Archive
According to Harris, “digital, electronic, and hypertextual archives have come to represent online and virtual environments” (Katherine Harris, JHGDM 16);
Archiving is “guided by principles of preserving history” (Katherine Harris, JHGDM 16).
Increasingly our possessions and our communications are no longer material, they’re digital and they are dependent on technology to make them accessible. As new technology emerges and current technology becomes obsolete, we need to actively manage our digital possessions to help protect them and keep them available for years to come.

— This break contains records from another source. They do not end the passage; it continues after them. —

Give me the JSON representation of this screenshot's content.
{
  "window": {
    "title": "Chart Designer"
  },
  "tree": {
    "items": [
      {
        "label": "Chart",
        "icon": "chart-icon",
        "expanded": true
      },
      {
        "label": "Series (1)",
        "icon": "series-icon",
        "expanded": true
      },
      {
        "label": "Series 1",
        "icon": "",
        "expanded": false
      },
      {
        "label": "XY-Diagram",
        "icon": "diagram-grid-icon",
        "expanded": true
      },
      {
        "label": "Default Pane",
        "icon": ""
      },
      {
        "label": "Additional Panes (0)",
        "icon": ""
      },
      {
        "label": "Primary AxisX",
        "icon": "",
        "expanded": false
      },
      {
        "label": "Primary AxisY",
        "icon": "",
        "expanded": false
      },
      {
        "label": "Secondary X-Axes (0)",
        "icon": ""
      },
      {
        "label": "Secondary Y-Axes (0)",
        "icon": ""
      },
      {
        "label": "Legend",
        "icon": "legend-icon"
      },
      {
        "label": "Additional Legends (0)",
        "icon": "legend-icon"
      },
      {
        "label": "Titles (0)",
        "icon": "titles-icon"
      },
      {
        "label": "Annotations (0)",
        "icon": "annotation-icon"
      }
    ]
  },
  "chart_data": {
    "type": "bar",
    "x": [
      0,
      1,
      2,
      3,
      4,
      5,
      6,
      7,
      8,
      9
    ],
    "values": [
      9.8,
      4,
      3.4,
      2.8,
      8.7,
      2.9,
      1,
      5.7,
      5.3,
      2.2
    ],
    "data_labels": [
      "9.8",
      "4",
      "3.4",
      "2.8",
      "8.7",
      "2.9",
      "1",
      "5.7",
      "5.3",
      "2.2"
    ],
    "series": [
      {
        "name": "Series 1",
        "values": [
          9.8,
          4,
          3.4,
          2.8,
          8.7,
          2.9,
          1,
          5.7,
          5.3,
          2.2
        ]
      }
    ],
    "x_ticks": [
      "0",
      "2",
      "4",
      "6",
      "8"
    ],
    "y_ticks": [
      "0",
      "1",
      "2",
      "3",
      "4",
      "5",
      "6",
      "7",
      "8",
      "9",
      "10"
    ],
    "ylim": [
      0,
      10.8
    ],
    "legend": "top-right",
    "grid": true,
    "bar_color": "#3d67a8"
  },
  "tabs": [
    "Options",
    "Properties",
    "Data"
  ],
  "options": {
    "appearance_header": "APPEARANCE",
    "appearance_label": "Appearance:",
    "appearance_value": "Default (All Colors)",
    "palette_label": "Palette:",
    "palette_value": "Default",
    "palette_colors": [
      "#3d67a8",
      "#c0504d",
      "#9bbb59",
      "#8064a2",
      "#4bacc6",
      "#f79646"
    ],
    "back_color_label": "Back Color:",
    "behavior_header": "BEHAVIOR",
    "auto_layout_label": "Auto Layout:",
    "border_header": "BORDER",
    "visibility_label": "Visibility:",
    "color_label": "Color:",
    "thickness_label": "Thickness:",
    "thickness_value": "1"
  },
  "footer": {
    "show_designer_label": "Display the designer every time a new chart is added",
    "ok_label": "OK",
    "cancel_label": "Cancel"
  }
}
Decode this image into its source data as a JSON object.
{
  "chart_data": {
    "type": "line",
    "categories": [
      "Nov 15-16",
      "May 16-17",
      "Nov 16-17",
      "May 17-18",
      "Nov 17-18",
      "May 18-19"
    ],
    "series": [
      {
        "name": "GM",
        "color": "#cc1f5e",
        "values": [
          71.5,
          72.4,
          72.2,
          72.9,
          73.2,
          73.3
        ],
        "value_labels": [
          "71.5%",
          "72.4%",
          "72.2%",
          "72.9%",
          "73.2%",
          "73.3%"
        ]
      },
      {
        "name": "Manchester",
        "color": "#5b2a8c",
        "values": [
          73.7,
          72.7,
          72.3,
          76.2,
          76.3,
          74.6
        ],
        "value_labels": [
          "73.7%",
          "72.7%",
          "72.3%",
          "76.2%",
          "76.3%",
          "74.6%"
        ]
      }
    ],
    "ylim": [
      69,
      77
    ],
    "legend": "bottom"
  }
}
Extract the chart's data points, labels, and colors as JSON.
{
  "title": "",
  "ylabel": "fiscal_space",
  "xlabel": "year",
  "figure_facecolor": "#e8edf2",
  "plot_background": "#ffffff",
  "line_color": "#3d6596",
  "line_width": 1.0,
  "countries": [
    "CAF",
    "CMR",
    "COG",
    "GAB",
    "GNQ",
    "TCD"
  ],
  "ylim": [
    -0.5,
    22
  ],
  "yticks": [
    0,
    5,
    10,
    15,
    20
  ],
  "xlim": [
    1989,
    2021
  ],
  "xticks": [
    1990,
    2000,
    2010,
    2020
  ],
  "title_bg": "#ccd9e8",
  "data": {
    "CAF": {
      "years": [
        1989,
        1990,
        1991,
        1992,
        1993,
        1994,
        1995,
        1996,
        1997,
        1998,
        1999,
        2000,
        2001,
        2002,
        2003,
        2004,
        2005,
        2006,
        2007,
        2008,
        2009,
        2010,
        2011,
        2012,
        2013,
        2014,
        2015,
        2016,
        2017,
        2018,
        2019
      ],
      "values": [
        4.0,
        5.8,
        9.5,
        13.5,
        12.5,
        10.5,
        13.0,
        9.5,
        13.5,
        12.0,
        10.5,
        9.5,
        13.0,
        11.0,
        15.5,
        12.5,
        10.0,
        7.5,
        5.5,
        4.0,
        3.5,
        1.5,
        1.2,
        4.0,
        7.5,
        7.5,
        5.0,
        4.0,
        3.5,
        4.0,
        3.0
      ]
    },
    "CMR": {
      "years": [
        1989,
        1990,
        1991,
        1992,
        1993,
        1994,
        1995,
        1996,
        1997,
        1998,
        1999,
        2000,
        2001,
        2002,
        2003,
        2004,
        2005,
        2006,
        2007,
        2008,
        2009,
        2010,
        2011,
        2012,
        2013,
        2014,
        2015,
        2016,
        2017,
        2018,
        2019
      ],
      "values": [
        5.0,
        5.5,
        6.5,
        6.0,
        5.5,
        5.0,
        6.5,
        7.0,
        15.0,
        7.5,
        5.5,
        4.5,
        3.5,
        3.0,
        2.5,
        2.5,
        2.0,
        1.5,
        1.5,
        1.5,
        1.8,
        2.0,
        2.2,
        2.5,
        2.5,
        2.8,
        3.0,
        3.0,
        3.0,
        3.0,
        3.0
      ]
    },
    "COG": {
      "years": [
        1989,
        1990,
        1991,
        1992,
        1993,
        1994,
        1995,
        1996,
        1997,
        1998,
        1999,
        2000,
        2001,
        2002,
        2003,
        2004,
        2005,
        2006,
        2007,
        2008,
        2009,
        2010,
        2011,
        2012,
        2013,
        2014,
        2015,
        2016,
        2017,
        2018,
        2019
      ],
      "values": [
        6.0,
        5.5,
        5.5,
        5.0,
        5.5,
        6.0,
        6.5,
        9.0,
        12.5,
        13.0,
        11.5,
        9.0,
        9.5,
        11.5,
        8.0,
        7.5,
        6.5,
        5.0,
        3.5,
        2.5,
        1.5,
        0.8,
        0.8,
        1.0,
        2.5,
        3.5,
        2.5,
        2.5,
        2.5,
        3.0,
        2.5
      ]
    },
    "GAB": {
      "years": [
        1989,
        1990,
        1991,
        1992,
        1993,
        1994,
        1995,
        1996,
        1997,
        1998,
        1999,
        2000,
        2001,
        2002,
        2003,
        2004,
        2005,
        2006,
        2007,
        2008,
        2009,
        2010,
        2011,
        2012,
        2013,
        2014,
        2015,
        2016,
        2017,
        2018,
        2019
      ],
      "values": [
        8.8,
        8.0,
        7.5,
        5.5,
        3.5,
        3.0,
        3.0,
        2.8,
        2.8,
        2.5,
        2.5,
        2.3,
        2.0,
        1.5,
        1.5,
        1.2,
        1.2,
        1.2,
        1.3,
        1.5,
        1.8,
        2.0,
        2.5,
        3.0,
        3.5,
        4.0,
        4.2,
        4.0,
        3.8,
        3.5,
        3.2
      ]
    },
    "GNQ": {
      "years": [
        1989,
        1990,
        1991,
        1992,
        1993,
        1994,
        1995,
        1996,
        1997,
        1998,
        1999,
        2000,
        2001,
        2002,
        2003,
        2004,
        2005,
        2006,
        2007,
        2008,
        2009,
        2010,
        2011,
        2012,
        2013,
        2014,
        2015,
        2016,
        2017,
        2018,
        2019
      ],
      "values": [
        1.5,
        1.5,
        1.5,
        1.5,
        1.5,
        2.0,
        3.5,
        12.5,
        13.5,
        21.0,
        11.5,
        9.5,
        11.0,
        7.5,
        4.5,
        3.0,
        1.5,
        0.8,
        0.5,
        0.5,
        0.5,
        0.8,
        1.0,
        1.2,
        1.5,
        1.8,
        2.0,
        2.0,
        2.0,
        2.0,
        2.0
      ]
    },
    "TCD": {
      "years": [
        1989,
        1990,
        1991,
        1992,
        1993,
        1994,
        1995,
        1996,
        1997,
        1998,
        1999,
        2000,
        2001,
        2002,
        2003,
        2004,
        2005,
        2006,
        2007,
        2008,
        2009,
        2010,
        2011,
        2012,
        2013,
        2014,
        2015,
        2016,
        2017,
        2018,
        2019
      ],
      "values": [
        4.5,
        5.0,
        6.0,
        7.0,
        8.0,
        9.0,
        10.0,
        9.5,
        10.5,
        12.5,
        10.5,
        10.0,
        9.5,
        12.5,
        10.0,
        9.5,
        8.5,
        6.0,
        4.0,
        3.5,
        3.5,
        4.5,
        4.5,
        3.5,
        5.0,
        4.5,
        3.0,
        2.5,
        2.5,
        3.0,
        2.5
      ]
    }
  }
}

The world of technology is constantly in flux: files and machines vulnerable to deterioration and data can be compromised, just as printed books and film strips are vulnerable to deterioration.
As a “democratizing endeavor and a scholarly enterprise” (Katherine Harris, JHGDM 16), the digital archive attempts to “preserve and record” (Katherine Harris, JHGDM 16), making curators and archivists the gatekeepers to works of literature (or art, etc.). In other words, it is “impossible to archive without editorial intervention” (Katherine Harris, JHGDM 16), which threatens readerly freedom. For example, in the same way that editors have tampered with Emily Dickens’ poetry and altered the meanings of her poems, Harris suggests that by archiving works we alter their original form/content, and therefore “in the digital archive, an object continues to aquire meaning based on … organization of material … based on the continued re-mixing, re-using, and re-presentation of the object” (Katherine Harris, JHGDM 17).
Though preservation of history is important, the translation/tranformation that occurs in the archival of works threatens the works themselves.